Ausbildung und Prüfung
Industrieelektriker/-in
Die wichtigsten Hinweise zur Ausbildung und zum Ablauf der Prüfungen im Beruf Industrieelektriker/Industrieelektrikerin finden Sie hier zusammengestellt.
Ansprechpartner in der IHK
- Bei Fragen rund um die Ausbildung stehen unsere gewerblich-technischen Ausbildungsberater jederzeit gerne zur Verfügung. Ihren zuständigen Ansprechpartner finden Sie in unserer Liste (nicht barrierefrei, PDF-Datei · 140 KB).
- Wenn Sie Fragen zur Prüfung haben, melden Sie sich gerne bei Andrea Muther.
Hinweise zur Ausbildung
- Alle Informationen zum Beruf einschließlich der Ausbildungsverordnung, der sachlich-zeitlichen Gliederung und der Rahmenlehrpläne finden Sie auf der Seite des Bundesinstituts für Berufsbildung.
Prüfungstermine
- Den nächsten Prüfungstermin finden Sie in unserem Terminplan.
- Weitere bereits feststehende Prüfungstermine sind bei der Prüfungsaufgaben- und Lehrmittelentwicklungsstelle (PAL) veröffentlicht.
Zwischenprüfung
Die Zwischenprüfung ist eine schriftliche Prüfung von zwei Stunden Dauer.
Abschlussprüfung
Die Prüfung besteht aus zwei schriftlichen Prüfungsbereichen und zwei praktischen Teilen.

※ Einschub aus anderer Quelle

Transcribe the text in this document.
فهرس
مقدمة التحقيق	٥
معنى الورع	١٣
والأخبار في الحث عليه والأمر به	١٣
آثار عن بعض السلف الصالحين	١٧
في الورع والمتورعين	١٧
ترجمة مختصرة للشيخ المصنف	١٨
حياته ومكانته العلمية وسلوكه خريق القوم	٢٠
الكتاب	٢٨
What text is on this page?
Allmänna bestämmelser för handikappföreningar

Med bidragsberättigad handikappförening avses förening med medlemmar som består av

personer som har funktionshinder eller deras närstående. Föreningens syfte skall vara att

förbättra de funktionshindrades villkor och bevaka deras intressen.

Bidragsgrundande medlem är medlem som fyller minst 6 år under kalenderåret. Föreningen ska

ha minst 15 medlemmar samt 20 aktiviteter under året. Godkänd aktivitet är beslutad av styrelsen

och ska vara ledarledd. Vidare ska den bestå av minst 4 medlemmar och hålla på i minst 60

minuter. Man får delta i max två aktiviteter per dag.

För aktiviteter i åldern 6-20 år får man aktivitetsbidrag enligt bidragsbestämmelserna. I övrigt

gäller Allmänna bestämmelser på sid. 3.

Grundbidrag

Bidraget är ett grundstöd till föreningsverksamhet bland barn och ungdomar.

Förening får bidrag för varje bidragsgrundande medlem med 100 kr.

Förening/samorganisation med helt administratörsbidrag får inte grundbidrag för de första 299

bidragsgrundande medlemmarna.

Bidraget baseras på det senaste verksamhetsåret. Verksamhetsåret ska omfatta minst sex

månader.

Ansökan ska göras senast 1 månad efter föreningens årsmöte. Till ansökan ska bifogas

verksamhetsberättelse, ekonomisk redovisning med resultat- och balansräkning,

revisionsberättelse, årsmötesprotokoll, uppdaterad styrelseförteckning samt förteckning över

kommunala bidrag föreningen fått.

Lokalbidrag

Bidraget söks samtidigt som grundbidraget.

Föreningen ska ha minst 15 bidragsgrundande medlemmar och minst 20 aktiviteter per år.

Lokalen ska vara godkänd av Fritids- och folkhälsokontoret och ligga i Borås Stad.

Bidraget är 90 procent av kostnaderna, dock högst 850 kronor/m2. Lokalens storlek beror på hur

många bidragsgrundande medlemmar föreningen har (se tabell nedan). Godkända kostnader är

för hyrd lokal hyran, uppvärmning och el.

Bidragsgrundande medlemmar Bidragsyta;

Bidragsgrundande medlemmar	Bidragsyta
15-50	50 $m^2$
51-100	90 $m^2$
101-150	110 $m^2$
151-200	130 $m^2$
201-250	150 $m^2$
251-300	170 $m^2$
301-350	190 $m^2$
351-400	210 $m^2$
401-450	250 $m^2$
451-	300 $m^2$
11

Die praktischen Teile sind:
- Ein Arbeitsauftrag, der von der PAL vorgegeben wird.
- Ein betrieblicher Auftrag im Bereich “elektrische Sicherheit”. Vor der Durchführung des Auftrags muss er vom Prüfungsausschuss genehmigt werden. Die Antragstellung und Genehmigung erfolgt über das Azubi-Infocenter. An den Antrag muss diese Entscheidungshilfe (DOTX-Datei · 44 KB)angehängt werden. Eine Handreichung zum betrieblichen Auftrag können Sie per E-Mail anfordern.
Informationen zu Inhalten und Ablauf der Prüfungen finden Sie auf der Webseite der PAL.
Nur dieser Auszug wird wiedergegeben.